By Sikivu Hutchinson
Recently, in a class discussion about youth not having a
voice at school, my students gave me an earful about racially disparate
discipline policies. They pointed to a
culture of disrespect that they believe marginalizes and disfavors outspoken African
American students. For many, this
culture is rooted in a policing regime that kicks in before they even get to
school, buttressed by criminalizing truancy policies that disproportionately
target black and Latino youth. Over the
past several years Los Angeles Unified School Police and the LAPD have handed
out 88% of $250 truancy tickets to black and Latino students. Blacks and Latinos constitute 74% of the
student population. Moreover, a significant
number of youth of color in South L.A. schools such as Gardena and Washington
Prep High Schools are homeless, in foster care and/or indigent. So in what parallel universe does a low
income student, a homeless student or a student in foster care afford a $250
ticket? Clearly doling out tickets to
students who are already faced with deep educational challenges is a recipe for
disaster. But the city’s current daytime
curfew policy bolsters a culture of suppression and enforcement that further
exacerbates the yawning achievement gap and feeds the school-to-prison pipeline.

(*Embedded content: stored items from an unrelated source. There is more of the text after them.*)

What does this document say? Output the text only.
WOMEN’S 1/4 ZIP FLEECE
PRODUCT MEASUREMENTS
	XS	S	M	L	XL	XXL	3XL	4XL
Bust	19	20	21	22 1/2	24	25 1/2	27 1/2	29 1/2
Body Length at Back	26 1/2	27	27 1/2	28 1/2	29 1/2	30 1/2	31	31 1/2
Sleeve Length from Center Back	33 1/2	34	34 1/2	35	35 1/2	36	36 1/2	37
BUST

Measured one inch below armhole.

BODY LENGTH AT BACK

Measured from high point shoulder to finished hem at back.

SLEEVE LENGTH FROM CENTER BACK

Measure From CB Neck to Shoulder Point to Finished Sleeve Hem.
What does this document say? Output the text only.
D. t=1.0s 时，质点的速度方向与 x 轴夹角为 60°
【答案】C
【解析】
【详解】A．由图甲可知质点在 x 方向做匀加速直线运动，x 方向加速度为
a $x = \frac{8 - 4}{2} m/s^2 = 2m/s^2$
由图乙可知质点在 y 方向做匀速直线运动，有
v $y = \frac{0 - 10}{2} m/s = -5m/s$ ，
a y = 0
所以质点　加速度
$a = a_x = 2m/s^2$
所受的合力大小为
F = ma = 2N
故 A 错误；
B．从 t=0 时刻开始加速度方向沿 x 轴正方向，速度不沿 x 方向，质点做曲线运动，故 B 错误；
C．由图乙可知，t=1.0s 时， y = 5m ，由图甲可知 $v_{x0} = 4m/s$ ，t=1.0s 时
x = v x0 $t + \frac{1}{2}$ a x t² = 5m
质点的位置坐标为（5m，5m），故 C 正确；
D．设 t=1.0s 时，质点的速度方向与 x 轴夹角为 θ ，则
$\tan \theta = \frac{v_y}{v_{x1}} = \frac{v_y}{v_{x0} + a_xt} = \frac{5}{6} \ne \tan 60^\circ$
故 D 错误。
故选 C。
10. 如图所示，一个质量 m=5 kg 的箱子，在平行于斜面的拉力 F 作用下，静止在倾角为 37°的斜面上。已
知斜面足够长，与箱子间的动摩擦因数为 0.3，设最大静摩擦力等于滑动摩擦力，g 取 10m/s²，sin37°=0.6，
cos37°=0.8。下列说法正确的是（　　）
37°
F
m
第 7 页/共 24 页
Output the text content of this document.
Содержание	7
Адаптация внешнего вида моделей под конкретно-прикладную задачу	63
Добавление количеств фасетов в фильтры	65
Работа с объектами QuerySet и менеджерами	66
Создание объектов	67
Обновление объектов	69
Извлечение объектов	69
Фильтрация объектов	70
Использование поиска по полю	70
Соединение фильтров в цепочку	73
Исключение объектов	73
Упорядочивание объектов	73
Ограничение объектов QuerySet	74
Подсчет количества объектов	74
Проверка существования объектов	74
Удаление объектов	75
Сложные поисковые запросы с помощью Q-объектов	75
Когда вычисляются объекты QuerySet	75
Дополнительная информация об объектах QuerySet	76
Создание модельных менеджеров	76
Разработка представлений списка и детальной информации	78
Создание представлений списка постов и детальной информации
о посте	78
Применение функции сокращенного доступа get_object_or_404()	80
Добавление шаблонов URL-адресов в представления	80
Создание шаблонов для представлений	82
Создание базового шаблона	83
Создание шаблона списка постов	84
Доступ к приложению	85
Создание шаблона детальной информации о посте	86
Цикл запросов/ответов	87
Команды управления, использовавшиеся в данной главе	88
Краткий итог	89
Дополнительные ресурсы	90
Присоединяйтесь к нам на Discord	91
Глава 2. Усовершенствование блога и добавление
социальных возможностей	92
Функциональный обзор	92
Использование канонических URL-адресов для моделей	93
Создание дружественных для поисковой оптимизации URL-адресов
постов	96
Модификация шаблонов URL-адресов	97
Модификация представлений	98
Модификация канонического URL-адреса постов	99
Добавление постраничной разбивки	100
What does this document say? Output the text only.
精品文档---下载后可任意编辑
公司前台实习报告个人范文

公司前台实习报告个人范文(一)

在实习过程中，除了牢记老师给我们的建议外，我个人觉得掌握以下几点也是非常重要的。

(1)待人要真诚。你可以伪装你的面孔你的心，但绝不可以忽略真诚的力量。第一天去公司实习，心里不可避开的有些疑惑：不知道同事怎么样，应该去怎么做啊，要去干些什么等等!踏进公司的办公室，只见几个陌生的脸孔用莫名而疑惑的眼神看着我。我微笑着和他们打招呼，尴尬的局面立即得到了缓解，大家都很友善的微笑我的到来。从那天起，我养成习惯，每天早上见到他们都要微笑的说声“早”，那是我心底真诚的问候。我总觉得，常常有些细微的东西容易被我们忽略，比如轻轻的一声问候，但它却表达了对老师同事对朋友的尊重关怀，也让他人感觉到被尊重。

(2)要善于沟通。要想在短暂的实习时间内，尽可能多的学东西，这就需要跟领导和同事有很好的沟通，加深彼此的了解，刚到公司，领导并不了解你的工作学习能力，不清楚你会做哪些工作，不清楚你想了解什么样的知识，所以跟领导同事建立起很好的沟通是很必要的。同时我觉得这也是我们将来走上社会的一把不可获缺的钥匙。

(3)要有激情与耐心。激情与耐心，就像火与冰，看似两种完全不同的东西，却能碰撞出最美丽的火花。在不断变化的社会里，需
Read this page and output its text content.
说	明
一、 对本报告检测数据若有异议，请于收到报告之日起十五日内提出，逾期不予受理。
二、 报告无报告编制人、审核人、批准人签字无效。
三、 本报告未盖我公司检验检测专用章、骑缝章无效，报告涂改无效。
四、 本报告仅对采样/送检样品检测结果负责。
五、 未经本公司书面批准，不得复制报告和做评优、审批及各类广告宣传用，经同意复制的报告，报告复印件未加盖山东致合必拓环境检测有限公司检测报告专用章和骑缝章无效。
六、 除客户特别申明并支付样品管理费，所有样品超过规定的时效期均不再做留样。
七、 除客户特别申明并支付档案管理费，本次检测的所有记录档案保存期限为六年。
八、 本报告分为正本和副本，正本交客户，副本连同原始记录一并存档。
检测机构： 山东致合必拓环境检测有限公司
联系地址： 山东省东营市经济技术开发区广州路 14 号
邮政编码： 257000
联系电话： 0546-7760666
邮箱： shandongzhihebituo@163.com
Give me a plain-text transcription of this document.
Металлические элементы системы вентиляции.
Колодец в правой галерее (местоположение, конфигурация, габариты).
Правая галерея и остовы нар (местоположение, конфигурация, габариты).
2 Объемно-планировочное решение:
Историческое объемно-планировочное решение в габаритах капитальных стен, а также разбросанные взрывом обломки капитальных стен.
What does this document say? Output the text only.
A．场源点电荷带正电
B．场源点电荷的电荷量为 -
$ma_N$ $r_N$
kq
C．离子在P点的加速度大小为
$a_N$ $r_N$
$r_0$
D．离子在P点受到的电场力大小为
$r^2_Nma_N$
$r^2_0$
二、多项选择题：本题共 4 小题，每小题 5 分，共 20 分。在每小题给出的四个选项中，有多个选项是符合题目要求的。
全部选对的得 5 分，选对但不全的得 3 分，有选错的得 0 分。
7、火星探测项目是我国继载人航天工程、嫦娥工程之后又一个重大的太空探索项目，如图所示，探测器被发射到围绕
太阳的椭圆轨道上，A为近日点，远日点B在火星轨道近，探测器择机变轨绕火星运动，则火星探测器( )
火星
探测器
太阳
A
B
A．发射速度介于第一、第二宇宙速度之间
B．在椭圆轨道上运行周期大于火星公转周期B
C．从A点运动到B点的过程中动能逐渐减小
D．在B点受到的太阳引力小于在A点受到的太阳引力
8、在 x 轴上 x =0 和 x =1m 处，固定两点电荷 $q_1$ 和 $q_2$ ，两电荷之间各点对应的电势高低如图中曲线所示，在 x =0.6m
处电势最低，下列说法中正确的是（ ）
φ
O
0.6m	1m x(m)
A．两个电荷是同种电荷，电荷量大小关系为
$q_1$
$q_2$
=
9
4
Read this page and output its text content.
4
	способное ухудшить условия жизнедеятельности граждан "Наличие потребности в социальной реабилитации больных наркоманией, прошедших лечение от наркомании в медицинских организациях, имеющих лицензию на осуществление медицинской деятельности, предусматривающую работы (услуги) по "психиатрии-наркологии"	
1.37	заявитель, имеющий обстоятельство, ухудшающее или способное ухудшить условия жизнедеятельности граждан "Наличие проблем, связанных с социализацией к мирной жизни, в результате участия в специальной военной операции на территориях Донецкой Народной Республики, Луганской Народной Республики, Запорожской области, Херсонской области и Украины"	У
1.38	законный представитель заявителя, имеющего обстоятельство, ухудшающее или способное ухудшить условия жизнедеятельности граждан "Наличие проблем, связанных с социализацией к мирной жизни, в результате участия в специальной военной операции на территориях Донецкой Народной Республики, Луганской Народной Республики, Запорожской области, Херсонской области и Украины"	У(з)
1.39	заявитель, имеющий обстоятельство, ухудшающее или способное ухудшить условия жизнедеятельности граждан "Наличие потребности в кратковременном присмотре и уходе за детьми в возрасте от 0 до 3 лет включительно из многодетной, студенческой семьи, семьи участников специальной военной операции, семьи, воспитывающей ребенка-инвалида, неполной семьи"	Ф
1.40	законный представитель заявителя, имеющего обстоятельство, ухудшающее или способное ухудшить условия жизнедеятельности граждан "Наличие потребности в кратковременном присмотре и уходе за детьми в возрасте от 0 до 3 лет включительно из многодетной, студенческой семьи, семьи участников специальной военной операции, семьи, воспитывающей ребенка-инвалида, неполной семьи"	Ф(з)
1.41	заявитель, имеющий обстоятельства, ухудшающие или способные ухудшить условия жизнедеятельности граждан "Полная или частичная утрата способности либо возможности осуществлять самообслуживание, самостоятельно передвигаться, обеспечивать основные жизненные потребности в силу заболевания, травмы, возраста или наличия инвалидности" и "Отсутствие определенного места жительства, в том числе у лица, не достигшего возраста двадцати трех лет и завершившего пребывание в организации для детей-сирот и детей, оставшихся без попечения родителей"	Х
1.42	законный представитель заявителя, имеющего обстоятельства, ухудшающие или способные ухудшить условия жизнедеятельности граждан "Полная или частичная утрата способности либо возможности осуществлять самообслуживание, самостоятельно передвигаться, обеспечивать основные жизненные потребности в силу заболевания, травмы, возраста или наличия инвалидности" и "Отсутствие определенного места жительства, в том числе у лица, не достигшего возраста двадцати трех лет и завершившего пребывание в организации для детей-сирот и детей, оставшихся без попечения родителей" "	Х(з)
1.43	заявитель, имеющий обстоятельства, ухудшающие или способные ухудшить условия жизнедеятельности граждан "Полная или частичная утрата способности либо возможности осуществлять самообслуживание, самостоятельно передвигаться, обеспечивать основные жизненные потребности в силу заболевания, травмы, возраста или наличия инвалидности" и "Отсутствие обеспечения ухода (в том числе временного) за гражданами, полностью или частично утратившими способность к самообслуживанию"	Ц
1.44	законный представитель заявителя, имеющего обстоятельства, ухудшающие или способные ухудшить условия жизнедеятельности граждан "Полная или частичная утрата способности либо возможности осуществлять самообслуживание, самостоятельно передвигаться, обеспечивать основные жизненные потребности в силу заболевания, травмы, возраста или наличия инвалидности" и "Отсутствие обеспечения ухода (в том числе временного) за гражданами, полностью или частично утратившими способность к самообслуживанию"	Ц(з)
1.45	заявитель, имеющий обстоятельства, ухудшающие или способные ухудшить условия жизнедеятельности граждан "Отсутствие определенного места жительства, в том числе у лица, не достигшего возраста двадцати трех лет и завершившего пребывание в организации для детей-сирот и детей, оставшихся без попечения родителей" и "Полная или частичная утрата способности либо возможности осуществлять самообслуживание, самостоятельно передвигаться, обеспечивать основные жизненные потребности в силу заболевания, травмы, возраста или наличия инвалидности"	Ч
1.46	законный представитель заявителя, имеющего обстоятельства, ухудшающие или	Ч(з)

It sends students the insidious message that being late for school is a
criminal act, rather than a social issue which caring adult providers,
families, and communities must actively redress in order to serve the needs of
struggling young people.
Towards this end, Los Angeles City Councilmember Tony
Cardenas introduced a Council motion that would revise daytime curfew laws to
make them more culturally responsive to the needs of working class transit
dependent students of color. The motion
was passed by the City Council’s Safety Committee on February 13th
and will go to the full Council for a vote on February 21st. It calls on the LAPD and School Police to end
the practice of issuing citations with fines for truancy when minors are within
range of their school sites. It also
requires that the LAPD and School Police collect demographic data on the
population of minors cited for truancy infractions. The Community Rights Campaign and allies such
as Public Counsel and the ACLU are spearheading the effort to decriminalize
truancy. In addition to the City Council
motion, the coalition is urging law enforcement and school officials to
consider programs that emphasize restorative justice and non-punitive conflict mediation
approaches to addressing truancy. It is
also recommending that school officials work with the MTA to develop policies
that ease the burden on transit dependent youth who are often at the mercy of
erratic bus schedules. By framing
truancy as a systemic issue informed by multiple social, economic, and
educational factors, the Community Rights Campaign is part of a growing
movement that has emerged to challenge long-standing institutionally racist and
classist discipline policies that disenfranchise youth of color in the LAUSD. Despite the 2008 implementation of the
district’s so-called School Wide Positive Behavior Support System, egregious
racial disparities in discipline are still rampant in the LAUSD. The entire City Council should get behind
this motion and send a strong message to LAUSD that its culture of youth
disenfranchisement will not be legitimized by law enforcement’s suppression
tactics on the streets.
Sikivu Hutchinson is the founder of the Women’s
Leadership Project, which is based at Gardena and Washington Prep High Schools. She is also the author of Moral Combat: Black Atheists, Gender Politics, and the Values Wars and the forthcoming Godless Americana: Race and Religious Rebels.